If the information in the notice changes prior to effecting the transfer or discharge, the facility must update the recipients of the notice as soon as practicable once the updated information becomes available.

§483.15(c)(8) Notice in advance of facility closure
In the case of facility closure, the individual who is the administrator of the facility must provide written notification prior to the impending closure to the State Survey Agency, the Office of the State Long-Term Care Ombudsman, residents of the facility, and the resident representatives, as well as the plan for the transfer and adequate relocation of the residents, as required at § 483.70(l).
Observations:

Based on clinical record review and staff interview, it was determined that the facility failed to send copies of the written notices of facility initiated transfers to a representative of the Office of the State Long Term-Care Ombudsman for three out of 18 residents sampled (Resident 10, 29 and 39).

Findings include:

A review of Resident 39's clinical record revealed that the resident was transferred to the hospital on September 7, 2023, and returned to the facility on September 11, 2023.

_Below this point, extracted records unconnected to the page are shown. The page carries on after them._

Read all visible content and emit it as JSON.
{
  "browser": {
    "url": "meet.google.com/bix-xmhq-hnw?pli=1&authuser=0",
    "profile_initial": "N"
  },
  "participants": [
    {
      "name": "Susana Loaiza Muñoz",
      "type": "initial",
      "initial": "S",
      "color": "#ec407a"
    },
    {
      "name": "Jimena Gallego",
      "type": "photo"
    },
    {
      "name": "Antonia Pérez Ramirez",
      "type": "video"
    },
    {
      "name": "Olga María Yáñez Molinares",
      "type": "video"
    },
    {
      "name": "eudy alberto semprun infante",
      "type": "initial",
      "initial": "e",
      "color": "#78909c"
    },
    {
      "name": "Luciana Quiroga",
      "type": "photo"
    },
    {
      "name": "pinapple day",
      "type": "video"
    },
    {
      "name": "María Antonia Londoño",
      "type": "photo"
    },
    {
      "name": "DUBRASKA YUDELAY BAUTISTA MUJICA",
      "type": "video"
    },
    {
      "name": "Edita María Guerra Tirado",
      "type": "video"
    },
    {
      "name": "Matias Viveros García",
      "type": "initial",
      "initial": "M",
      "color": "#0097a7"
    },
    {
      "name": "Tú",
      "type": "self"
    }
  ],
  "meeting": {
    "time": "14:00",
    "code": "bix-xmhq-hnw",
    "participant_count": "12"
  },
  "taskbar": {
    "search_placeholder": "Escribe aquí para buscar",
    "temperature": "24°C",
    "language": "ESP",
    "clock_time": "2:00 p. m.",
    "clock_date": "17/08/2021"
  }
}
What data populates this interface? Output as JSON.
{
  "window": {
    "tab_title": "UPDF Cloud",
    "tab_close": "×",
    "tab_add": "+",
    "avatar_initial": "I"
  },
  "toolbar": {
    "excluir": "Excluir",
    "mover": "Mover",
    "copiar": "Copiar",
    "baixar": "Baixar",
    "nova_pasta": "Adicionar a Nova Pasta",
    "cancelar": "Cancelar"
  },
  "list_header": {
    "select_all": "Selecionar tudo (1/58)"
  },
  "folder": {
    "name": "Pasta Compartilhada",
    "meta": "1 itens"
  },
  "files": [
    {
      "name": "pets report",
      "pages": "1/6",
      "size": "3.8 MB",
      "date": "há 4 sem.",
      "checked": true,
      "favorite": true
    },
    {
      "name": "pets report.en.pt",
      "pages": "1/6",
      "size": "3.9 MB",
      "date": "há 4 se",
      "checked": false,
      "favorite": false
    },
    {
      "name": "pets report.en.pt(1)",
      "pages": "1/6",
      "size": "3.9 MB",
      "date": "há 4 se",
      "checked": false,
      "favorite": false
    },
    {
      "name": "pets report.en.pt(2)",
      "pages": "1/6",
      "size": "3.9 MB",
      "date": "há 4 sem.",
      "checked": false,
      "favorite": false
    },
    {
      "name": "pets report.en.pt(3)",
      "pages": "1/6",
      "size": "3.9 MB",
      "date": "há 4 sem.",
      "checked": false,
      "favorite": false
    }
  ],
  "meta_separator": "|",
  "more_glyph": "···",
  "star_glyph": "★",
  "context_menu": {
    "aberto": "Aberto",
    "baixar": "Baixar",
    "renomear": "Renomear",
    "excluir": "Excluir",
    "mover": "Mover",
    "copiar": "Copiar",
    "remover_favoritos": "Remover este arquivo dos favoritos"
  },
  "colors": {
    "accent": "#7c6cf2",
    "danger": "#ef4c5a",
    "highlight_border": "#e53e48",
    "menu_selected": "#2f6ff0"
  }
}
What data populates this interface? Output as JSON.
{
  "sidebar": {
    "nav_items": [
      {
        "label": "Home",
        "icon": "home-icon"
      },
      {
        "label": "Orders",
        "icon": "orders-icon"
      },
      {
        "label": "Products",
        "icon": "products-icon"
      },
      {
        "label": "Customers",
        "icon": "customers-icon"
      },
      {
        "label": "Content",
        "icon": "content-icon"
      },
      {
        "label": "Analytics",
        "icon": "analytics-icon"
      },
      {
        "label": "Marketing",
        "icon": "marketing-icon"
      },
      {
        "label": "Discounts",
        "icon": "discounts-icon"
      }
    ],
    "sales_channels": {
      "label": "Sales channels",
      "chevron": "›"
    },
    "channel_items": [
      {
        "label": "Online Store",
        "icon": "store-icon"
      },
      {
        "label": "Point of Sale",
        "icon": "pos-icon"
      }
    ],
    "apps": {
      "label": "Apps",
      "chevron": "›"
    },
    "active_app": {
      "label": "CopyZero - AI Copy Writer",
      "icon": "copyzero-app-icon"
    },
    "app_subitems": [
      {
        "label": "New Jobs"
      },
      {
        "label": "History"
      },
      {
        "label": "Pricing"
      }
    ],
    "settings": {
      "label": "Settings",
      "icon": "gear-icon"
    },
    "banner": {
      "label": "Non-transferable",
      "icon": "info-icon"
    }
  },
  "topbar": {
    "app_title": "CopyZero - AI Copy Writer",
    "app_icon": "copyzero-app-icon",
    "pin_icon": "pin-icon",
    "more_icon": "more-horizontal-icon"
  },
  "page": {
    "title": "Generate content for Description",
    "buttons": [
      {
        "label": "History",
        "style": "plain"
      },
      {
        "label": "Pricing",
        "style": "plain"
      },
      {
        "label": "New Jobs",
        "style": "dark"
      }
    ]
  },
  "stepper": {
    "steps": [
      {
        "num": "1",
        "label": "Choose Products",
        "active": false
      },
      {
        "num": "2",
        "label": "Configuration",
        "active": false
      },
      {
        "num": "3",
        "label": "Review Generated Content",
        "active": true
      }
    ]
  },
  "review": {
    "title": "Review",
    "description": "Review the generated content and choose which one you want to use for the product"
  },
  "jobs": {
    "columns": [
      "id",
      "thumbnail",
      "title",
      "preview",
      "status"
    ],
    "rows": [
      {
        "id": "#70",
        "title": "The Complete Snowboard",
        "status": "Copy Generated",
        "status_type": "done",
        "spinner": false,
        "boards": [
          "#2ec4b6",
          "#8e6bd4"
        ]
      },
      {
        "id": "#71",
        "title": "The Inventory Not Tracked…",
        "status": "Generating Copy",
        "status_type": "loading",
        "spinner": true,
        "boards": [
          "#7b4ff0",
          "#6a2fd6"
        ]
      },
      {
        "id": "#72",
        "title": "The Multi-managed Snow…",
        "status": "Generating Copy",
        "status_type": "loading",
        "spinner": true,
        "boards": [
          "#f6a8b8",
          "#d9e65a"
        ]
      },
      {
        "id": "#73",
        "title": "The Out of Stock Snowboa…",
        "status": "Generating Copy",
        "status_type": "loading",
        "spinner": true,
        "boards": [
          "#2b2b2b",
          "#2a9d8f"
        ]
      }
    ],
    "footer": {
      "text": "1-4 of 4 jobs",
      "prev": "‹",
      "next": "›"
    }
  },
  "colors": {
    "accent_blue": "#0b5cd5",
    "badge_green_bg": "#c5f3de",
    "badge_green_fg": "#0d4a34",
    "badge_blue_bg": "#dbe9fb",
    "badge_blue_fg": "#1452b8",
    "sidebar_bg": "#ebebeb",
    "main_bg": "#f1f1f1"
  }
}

A review of Resident 10's clinical record revealed that the resident was transferred to the hospital on November 10, 2023, and returned to the facility on November 15, 2023.

A review of Resident 29's clinical record revealed that the resident was transferred to the hospital on December 5, 2023, and returned to the facility on December 6, 2023.

There was no documented evidence that the facility sent copies of the written transfer notices to a representative of the Office of the State Long-Term Care Ombudsman for these facility-initiated transfers.

Interview with the Nursing Home Administrator on January 11, 2024, at approximately 1:40 PM, confirmed that there was no evidence that copies of the written notifications of facility initiated transfers were provided to the Office of the State Long-Term Care Ombudsman.



28 Pa. Code 201.14(a) Responsibility of Licensee





 Plan of Correction - To be completed: 02/12/2024

All residents discharged from 12/1/2023 forward have had a letter of transfer sent to the state Ombudsman. This has been documented in the Ombudsman binder that is stored in the social services office.
An audit of all transfers/discharges from 12/1/2023 through 1/31/2023 occurred. All transfers/discharge notifications were sent to the state Ombudsman by 2/1/2023.
Education completed by the DON or designee to Interdisciplinary team on the process for notifying the Ombudsman Monthly of all Transfers.
Monthly audits x3 months.
Results of all audits are reported to QAPI.